How has the type of breach (hacking, improper disposal, loss, etc.) changed for each year?
## # A tibble: 10 × 8
## Breach.Submission.Year Hacking/IT…¹ Impro…² Loss Theft Unaut…³ Other Unknown
## <dbl> <int> <int> <int> <int> <int> <int> <int>
## 1 2009 0 0 1 15 0 2 0
## 2 2010 8 10 20 135 10 23 0
## 3 2011 17 7 20 123 36 2 7
## 4 2012 17 8 21 132 43 20 3
## 5 2013 29 14 25 133 76 21 5
## 6 2014 39 12 31 129 106 29 1
## 7 2015 56 6 24 80 102 0 0
## 8 2016 102 7 14 59 125 0 0
## 9 2017 73 7 13 35 81 0 0
## 10 2018 13 1 1 3 19 0 0
## # … with abbreviated variable names ¹`Hacking/IT Incident`,
## # ²`Improper Disposal`, ³`Unauthorized Access/Disclosure`
From this data frame we can see that Hacking/IT Incidents have occurred more frequently in recent years, along with Unauthorized Access/Disclosure. Loss has remained constant over the years. Theft has decreased over the years.
Where do the most breaches of health information come from?
## # A tibble: 69 × 2
## Location.of.Breached.Information num_b…¹
## <chr> <int>
## 1 Desktop Computer 148
## 2 Desktop Computer, Electronic Medical Record 4
## 3 Desktop Computer, Electronic Medical Record, Email, Laptop, Network … 1
## 4 Desktop Computer, Electronic Medical Record, Email, Laptop, Network … 1
## 5 Desktop Computer, Electronic Medical Record, Email, Laptop, Network … 1
## 6 Desktop Computer, Electronic Medical Record, Email, Laptop, Network … 1
## 7 Desktop Computer, Electronic Medical Record, Email, Laptop, Network … 2
## 8 Desktop Computer, Electronic Medical Record, Email, Laptop, Other Po… 1
## 9 Desktop Computer, Electronic Medical Record, Email, Laptop, Other, O… 1
## 10 Desktop Computer, Electronic Medical Record, Email, Network Server 2
## # … with 59 more rows, and abbreviated variable name ¹num_breaches
From this table we can concur that paper/film is the location with the highest amount of breaches. Laptop and Network Server are in a second tier at around 300 breaches, and Desktop Computer and Email are around 200 breaches. To answer the question, from this data set most breaches come from Paper files.

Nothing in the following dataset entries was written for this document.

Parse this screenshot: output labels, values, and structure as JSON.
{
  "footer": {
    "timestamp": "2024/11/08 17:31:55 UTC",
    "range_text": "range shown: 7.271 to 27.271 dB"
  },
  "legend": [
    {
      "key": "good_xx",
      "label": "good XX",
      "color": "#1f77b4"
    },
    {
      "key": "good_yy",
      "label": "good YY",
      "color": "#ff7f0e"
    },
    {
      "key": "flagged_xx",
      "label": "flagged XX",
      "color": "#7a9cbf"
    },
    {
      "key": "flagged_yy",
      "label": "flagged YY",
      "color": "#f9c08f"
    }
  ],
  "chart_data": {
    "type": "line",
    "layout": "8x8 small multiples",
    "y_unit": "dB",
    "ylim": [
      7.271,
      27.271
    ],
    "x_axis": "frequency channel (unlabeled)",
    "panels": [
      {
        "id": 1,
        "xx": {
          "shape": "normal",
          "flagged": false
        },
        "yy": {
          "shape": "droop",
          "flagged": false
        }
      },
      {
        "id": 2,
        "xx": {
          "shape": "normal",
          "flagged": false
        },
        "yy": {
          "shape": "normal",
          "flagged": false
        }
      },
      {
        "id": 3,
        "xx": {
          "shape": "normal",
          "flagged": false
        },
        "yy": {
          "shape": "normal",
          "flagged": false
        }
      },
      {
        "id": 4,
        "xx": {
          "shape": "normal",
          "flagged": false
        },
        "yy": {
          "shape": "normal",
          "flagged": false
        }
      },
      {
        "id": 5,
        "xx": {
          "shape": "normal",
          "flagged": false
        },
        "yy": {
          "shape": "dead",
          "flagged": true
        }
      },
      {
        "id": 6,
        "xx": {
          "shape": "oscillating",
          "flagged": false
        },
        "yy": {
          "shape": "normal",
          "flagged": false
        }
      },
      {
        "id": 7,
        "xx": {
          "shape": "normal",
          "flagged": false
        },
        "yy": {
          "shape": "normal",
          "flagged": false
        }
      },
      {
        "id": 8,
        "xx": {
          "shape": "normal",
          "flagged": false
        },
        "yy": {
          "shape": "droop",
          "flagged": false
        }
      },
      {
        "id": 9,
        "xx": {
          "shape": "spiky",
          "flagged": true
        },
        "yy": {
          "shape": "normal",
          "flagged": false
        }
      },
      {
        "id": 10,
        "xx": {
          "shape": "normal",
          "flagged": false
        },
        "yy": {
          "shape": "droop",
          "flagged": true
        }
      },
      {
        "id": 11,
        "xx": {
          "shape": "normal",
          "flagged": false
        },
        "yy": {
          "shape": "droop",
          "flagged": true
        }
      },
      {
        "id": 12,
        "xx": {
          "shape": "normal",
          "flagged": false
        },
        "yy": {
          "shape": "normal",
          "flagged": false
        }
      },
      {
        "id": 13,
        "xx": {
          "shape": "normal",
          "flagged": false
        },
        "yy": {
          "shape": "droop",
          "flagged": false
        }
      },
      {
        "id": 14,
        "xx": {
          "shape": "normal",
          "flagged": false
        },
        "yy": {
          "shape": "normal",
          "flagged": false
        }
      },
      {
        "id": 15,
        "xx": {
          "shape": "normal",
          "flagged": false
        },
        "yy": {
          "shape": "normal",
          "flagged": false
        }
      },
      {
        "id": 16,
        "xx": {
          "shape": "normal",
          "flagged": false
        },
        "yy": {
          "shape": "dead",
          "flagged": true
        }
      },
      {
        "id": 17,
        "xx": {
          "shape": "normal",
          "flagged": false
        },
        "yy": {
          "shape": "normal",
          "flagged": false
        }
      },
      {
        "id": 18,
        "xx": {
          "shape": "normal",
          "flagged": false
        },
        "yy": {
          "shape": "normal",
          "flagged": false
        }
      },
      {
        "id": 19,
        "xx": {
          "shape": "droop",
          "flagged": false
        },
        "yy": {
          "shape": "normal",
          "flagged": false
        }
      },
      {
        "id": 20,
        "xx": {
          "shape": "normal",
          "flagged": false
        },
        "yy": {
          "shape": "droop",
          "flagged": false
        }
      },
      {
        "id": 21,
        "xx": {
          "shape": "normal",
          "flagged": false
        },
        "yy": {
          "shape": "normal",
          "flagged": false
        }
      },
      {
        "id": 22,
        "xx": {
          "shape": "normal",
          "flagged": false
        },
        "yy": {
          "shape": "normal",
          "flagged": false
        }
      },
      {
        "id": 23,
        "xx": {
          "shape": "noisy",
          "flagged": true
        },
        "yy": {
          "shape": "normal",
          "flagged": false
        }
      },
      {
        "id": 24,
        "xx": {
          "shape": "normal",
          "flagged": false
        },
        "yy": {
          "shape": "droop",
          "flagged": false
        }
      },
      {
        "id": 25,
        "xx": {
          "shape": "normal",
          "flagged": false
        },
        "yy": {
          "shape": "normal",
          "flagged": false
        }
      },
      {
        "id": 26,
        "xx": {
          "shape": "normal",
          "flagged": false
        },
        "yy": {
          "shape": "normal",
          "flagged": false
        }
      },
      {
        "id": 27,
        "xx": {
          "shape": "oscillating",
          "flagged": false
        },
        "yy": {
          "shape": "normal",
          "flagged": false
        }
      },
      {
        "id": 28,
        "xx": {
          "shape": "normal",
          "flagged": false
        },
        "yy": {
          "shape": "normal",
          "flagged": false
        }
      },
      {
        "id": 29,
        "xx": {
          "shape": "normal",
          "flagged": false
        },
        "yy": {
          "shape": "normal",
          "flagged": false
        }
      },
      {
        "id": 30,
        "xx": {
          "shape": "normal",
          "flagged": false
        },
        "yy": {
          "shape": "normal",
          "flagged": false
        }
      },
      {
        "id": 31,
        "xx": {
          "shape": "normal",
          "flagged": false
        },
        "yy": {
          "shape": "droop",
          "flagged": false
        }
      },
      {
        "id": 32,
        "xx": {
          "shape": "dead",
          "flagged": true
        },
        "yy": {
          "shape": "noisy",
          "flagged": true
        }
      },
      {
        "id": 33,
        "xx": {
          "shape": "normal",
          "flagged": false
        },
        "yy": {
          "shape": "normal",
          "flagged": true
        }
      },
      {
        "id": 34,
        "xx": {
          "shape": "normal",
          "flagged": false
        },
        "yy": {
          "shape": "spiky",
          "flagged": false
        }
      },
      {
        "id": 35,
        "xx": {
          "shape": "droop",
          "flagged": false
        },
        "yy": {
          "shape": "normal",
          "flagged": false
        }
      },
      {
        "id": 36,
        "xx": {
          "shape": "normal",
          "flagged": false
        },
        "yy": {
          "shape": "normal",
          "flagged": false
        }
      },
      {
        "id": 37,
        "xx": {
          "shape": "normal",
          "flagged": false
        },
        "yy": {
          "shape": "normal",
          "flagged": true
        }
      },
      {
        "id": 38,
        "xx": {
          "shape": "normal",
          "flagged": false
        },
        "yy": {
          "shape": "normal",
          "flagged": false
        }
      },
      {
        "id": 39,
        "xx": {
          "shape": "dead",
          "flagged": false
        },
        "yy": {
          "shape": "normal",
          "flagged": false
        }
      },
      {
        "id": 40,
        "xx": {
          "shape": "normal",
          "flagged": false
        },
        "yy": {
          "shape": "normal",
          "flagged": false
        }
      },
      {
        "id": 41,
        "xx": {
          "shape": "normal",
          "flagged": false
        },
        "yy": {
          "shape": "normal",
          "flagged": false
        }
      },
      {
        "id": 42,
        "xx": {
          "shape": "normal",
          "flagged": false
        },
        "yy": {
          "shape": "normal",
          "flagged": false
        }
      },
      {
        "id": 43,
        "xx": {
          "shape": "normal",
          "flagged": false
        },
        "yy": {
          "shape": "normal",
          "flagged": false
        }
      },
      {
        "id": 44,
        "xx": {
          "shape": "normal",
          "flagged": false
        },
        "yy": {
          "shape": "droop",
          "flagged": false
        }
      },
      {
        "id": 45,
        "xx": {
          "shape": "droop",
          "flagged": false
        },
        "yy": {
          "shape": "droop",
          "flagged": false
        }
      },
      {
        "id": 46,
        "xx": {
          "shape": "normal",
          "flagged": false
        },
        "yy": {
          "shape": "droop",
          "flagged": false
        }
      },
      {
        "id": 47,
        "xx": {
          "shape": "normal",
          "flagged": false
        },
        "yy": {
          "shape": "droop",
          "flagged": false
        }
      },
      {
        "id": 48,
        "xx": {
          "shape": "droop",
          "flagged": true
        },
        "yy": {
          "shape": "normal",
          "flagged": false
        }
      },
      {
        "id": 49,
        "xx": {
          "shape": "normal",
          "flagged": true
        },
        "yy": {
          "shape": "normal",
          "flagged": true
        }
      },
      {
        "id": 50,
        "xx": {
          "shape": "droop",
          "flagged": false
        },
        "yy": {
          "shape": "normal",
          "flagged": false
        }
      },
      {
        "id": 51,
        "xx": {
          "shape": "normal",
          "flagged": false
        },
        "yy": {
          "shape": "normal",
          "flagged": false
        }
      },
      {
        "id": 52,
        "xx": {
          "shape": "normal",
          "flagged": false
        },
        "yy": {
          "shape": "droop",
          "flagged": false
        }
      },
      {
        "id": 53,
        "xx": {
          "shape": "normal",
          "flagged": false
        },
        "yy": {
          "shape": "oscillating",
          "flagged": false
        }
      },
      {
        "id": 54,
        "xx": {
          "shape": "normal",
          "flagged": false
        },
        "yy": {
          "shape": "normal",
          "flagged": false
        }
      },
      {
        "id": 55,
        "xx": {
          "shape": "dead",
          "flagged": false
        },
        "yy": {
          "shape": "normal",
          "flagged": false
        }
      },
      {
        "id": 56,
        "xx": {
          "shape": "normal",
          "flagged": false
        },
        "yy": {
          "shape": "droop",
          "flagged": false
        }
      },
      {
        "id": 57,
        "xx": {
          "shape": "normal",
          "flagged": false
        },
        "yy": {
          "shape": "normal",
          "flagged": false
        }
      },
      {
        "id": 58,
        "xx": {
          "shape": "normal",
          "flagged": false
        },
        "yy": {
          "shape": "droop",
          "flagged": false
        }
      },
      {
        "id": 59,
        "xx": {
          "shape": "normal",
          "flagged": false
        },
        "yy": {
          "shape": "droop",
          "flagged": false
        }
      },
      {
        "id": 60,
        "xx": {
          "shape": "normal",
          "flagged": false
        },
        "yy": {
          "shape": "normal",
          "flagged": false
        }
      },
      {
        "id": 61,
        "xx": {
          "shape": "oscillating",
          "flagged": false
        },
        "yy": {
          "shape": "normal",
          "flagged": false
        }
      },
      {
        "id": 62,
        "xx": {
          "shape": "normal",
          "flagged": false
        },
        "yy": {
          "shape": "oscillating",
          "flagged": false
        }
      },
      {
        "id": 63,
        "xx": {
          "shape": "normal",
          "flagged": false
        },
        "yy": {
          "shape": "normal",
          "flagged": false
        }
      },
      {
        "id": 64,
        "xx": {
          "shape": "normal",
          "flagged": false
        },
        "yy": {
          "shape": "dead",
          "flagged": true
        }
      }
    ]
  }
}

From which entities are most people affected by data breaches?
## # A tibble: 5 × 2
## Covered.Entity.Type Individuals_affected
## <chr> <int>
## 1 "Health Plan" 110384390
## 2 "Healthcare Provider" 34878870
## 3 "Business Associate" 33338961
## 4 "" 18599
## 5 "Healthcare Clearing House" 17754
From this chart we can determine people are most vulnerable of breaches from a health plan.Both healthcare provider and business associate are very similar in amount of people affected through breaches. To answer the question, people are most vulnerable of breaches from a health care plan.